The economic costs of care work are about more than just the high price tag of services. Without childcare providers, caregiving falls on the parent. And when it comes to the costs incurred by unpaid caregiving, the gender divide is tremendous.
"Women's household unpaid work was 35 hours a week prior to the [pandemic]," Bahn said, "and now it's 65 hours a week. Men who have caregiving duties went from 25 hours a week to 50 hours a week. These are huge numbers for both men and women, but it is still consistently much worse for women."
When women have to work so many hours doing important, but unpaid, labor, that affects their economic productivity. They have to drop hours at their jobs, or risk losing their jobs due to the growing needs of family. They pass up educational opportunities and additional projects that could have resulted in better pay down the line.
"Mainstream economic paradigms have a really hard time acknowledging the central role of caretaking as a foundation to our entire economy," Bahn said.
Essentially, the American free market identifies recipients of care work — largely children and infirm elders — as somehow outside the economy. In a strict Econ 101 framework, recipients of childcare don't generate income, which means their care doesn't really fall within the market's concern.
But Bahn points out that "with something like caregiving and childcare, the benefits of it lasts the rest of a lifetime, so it's really hard to measure the outputs. The value is spread across someone's entire lifetime."
So because it's difficult to calculate and monetize caretaking, and because the value of care work pays out across decades and not within a financial quarter, our economy views care work "as coming from a place of altruistic motivation, that shouldn't be worth fair pay or shouldn't be seen as a economic policy priority, because people should just be doing it because they love it," Bahn said.
We clearly need to rethink our economic understanding of caregiving.
"There's research showing that access to one year of quality K through 12 education increases someone's future lifetime earnings by almost a half a million dollars," Bahn said. Perhaps a long-view of economics, then, would take those future earnings into account, and raise teacher salaries accordingly.

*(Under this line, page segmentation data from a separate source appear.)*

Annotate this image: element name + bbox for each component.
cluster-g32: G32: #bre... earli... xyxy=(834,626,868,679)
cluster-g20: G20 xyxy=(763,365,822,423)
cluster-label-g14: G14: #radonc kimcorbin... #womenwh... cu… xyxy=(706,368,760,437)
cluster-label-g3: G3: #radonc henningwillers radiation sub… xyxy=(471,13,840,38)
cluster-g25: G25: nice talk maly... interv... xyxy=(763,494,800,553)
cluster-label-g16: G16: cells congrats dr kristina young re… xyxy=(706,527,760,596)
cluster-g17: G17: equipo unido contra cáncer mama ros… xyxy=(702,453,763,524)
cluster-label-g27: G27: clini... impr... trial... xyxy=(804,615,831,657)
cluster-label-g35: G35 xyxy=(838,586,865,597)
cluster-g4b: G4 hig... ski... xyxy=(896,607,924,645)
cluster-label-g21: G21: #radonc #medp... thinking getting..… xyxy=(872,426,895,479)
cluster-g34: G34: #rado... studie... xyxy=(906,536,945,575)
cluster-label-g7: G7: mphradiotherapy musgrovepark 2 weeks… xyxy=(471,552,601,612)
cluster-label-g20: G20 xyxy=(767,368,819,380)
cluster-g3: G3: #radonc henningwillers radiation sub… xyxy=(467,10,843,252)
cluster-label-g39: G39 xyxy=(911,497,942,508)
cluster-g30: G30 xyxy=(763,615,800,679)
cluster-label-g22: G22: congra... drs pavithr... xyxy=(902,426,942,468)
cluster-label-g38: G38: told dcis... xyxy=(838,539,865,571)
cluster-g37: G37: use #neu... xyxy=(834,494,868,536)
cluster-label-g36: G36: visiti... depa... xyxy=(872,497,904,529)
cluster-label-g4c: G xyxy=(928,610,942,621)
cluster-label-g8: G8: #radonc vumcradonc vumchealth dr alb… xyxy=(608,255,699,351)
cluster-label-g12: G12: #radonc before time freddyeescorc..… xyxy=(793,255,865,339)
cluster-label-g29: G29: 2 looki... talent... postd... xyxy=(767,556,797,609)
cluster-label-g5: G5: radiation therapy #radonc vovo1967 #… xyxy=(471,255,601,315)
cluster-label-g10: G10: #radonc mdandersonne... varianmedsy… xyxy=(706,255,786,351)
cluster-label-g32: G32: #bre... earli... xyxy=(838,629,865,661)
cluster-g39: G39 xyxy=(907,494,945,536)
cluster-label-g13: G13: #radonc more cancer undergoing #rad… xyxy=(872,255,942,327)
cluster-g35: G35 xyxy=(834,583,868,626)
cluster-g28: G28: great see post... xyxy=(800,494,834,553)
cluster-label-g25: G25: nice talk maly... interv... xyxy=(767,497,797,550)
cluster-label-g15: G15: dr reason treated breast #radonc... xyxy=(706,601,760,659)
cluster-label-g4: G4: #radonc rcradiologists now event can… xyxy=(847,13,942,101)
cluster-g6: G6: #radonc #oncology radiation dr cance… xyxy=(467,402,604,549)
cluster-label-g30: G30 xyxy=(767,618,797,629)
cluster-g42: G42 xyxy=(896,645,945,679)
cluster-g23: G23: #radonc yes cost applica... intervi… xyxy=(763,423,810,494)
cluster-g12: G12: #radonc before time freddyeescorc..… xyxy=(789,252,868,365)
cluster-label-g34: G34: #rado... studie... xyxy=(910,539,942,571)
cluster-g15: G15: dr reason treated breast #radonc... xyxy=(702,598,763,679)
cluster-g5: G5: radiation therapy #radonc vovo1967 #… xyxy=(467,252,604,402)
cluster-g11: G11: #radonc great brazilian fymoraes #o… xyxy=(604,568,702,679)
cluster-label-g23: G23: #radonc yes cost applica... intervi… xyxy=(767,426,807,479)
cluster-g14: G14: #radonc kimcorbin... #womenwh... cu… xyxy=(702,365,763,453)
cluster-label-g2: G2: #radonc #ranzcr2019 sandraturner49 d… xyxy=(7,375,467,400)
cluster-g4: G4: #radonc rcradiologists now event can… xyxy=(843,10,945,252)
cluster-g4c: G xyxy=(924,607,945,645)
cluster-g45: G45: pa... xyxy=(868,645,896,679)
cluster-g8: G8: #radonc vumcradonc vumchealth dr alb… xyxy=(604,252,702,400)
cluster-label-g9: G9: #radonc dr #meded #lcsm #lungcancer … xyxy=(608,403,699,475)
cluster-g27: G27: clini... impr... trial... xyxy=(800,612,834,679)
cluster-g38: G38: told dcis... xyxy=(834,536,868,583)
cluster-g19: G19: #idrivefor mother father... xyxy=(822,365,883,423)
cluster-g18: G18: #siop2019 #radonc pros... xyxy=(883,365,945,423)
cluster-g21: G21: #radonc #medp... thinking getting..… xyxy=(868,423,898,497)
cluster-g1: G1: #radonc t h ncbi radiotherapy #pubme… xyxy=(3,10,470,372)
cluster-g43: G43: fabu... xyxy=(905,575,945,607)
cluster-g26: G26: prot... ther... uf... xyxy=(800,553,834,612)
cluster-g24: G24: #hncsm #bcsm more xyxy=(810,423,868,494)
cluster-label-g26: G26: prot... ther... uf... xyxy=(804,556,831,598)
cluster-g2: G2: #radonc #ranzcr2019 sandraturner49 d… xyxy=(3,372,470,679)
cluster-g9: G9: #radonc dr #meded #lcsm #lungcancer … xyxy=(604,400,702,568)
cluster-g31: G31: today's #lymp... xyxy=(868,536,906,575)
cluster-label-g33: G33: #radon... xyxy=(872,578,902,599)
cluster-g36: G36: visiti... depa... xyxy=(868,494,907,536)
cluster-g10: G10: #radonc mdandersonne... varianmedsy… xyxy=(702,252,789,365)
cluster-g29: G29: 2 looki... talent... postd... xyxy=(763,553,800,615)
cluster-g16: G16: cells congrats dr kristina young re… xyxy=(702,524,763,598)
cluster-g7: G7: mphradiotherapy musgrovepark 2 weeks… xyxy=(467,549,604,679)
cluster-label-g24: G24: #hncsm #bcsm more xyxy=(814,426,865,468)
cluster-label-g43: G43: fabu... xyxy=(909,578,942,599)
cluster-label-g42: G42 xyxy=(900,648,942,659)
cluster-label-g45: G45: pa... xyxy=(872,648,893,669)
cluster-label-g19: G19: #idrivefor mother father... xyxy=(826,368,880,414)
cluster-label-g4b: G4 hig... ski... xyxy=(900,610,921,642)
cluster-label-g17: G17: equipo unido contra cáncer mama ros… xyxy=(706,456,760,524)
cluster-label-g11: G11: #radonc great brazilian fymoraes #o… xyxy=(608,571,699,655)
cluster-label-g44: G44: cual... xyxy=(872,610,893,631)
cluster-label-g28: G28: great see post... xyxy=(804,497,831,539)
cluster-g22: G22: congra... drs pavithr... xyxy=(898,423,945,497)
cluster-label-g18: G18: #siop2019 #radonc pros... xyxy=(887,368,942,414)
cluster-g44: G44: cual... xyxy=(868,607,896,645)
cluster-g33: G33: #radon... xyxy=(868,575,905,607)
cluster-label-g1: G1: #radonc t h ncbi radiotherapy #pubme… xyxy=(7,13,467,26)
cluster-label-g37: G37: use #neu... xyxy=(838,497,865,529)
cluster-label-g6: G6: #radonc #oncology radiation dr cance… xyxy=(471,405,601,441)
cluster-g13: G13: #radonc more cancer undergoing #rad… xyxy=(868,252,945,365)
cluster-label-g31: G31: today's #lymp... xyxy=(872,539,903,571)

We don't know yet how many childcare facilities around the country have closed permanently in the wake of the coronavirus, but that number is likely to be substantial. By the time a coronavirus vaccine is finally discovered and widely distributed, parents will confront a massive childcare shortage just as they try to re-enter the workforce. Prices will likely climb even higher, and access to quality childcare will likely shrink for low-income Americans. This is a crisis that, with a little bit of foresight and investment, could prove to be a once-in-a-generation opportunity to rethink childcare in America.
"I think caregiving should be considered part of the infrastructure, because it is improving the overall economy in the long run," Bahn said. If we treated childcare as an investment that will pay out decades from now, and if we established universal access to good-paying, quality care, we could emerge from this economic collapse into a brighter economic future.